Common Agricultural Policy (CAP) – Having started on the first day of 2014 and for the next six years (2020), the new CAP will have a budget of around € 373.2 billion.The new rules regarding direct payments (‘green’ payments, support to young farmers, etc.) will enter into force in 2015.
For the first time the European Council and the European Parliament negotiated the details of the new CAP as co-legislators (with identical competences), divided in to four legislative proposals. These include direct payments to farmers, the common organisation of the market, rural development and the regulation of the finances, management and accompanying of the new CAP in between 2014 and 2020.
Among the innovations brought forth by the CAP, each farmer will have the right to a direct payment per hectare should he respect ecological agricultural practices beneficial to the environment (‘greening’). Around 30% of Member States’ contributions will serve this purpose.
Experts predict that France and Germany will increase their sugar production and decrease imports.
The reform of the sugar sector within the CAP, which ends the system of quotas, will be the biggest problem for Brazil as of 2017.
The distortions of the market still remain as subsidies to large producers will decrease by only 5%. Products such as grain, rice, sugar, beef, pork and poultry, milk and lactose derivatives as well as processed products (with the exception of processed bovine meat and poultry) will also be subsidised.
With regards to governance, legislation now obligates disclosure of the beneficiaries of the CAP, allowing European citizens access to the way in which public funds are spent.
Source: Conselho da União Europeia
- The 28 member States delegate the running of the common trade policy to the European Commission as well as trade with third countries.
- The Treaty of Lisbon (2009) paved the way for foreign direct investment (FDI).
- The agenda for the 2010-2015 trade policy focuses on reducing barriers to trade, opening global markets and relying on trade as a motor for economic growth and the creation of jobs.
In October 2013, the European Parliament (EP) approved a proposal that aims to bestow on the EU the right to suspend or remove concessions and other planned obligations in the scope of commercial agreements.The aim of this is to: a) respond to third country violations of rules of international commerce affecting the interests of the EU; and b) to rebalance concessions or other obligations relating to international relations with third countries, if the conceded practice regarding EU goods is altered during the importation.
In this way, the European Commission (EC) will be able to reduce bureaucracy when certain necessities arise.These include the need to suspend concessions on tariffs, to create customs rights, to impose or amplify restrictions on import and export quotas, to cease concessions in public contracts when controversies occur or external means of safeguarding by countries which limit the EU’s commerce.

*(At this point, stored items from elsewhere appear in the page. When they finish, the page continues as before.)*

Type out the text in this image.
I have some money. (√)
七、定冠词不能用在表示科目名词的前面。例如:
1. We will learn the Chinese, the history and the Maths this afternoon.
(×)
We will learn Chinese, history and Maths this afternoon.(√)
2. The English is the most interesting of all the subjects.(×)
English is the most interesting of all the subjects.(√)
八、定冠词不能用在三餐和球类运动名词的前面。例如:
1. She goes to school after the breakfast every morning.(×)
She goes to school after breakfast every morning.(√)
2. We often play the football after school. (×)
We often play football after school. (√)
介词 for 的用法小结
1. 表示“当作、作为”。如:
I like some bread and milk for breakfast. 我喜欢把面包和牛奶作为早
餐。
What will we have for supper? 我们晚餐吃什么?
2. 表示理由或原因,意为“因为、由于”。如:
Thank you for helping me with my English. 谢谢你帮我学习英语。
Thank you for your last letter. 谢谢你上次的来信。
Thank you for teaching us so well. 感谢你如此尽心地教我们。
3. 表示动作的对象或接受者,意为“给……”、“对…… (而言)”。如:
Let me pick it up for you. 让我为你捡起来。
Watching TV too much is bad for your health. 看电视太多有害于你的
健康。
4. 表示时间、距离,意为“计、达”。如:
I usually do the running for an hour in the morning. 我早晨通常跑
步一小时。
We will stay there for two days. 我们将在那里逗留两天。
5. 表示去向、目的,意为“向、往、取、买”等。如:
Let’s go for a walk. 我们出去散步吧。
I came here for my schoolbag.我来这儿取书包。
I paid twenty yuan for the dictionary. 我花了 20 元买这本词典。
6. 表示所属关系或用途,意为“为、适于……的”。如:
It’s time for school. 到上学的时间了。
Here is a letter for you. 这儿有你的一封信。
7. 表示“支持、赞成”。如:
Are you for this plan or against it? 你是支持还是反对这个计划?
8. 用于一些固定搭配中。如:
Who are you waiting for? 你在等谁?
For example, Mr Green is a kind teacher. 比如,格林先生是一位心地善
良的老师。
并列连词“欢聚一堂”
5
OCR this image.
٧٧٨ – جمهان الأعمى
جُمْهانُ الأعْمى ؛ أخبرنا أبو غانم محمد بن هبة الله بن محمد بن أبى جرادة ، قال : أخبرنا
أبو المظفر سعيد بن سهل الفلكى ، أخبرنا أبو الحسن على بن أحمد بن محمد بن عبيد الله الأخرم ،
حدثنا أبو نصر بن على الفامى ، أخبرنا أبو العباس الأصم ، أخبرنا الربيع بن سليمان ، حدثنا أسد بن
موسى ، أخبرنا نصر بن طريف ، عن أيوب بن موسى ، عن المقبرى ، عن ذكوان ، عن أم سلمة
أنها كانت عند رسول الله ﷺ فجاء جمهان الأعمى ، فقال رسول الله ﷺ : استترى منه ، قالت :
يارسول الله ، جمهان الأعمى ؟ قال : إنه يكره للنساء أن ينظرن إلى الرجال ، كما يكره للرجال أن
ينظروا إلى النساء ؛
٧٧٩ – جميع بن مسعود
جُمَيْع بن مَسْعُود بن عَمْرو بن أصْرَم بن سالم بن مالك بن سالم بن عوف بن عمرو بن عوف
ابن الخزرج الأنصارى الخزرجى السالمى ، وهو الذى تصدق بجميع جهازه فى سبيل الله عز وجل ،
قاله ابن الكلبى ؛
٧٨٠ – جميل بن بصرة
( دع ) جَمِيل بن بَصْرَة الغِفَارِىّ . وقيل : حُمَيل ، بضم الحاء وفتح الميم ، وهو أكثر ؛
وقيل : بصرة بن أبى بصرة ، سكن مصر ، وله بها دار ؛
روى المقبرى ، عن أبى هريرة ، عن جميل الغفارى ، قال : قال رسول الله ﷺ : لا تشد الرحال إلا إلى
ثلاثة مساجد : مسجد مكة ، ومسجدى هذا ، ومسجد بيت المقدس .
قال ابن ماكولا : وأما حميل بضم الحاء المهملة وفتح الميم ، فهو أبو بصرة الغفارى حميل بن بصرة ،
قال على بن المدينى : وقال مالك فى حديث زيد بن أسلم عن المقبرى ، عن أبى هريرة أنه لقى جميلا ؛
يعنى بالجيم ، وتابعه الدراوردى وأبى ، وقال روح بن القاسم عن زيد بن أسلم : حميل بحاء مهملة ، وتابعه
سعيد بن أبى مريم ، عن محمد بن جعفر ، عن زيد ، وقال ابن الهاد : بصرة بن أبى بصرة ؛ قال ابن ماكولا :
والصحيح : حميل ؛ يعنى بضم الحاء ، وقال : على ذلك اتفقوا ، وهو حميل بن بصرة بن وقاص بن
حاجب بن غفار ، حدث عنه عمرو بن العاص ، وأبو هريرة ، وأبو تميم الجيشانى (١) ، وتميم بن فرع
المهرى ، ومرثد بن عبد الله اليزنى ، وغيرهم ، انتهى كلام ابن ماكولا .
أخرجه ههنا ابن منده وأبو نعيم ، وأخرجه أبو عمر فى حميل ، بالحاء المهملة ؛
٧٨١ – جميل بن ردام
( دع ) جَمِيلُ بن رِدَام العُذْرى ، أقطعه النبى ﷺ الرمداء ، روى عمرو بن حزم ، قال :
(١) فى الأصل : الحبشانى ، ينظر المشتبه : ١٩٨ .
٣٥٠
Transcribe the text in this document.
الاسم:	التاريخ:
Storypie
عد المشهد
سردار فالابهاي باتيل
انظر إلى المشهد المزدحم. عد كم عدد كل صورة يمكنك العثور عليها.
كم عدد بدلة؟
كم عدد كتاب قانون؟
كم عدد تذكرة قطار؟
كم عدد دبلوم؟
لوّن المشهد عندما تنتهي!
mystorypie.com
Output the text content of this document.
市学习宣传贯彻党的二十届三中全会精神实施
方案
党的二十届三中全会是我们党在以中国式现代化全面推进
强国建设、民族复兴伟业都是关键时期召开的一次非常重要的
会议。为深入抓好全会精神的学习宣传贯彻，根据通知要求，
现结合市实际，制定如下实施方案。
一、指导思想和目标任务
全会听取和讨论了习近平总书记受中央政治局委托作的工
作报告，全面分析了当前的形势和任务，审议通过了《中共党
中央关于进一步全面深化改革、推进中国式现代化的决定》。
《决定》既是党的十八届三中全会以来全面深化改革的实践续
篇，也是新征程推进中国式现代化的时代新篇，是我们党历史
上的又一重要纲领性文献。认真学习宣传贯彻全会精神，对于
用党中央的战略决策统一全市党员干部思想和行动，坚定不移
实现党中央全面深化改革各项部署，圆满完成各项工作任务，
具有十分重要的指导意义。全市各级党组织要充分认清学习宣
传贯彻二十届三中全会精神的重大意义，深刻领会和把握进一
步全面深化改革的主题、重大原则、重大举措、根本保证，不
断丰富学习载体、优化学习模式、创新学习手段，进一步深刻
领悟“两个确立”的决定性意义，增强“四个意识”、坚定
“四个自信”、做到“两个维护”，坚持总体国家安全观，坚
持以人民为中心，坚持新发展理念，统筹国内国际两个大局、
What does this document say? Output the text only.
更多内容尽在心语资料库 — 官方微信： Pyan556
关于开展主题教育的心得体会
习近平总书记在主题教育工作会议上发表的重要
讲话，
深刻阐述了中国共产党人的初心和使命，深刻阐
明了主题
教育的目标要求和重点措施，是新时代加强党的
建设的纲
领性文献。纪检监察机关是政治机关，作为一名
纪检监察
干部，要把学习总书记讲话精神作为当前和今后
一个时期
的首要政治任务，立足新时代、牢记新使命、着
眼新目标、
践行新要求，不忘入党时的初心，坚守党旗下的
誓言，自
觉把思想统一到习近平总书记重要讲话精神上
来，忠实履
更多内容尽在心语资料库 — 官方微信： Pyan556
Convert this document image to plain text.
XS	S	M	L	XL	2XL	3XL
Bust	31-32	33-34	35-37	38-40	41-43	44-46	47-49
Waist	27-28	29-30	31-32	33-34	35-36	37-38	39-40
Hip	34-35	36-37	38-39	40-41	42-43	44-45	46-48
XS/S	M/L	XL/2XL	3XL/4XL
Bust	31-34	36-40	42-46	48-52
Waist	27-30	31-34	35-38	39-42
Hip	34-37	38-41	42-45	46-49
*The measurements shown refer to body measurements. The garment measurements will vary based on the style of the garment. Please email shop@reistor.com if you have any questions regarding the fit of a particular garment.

Research and Innovation (R&I)
Horizon 2020, the EU’s Research & Innovation Programme, which has € 80 billion in financing for 2014-2020, will be open to researchers from around the world.For Brazil, the partnership will require a joint financial expenditure. In the next two years, around € 15 billion will be paid out to sectors such as healthcare, digital security and intelligent cities.
The € 7.8 billion allocated in 2014 to R&I will finance projects in three main areas: scientific excellence, industrial leadership and societal challenges.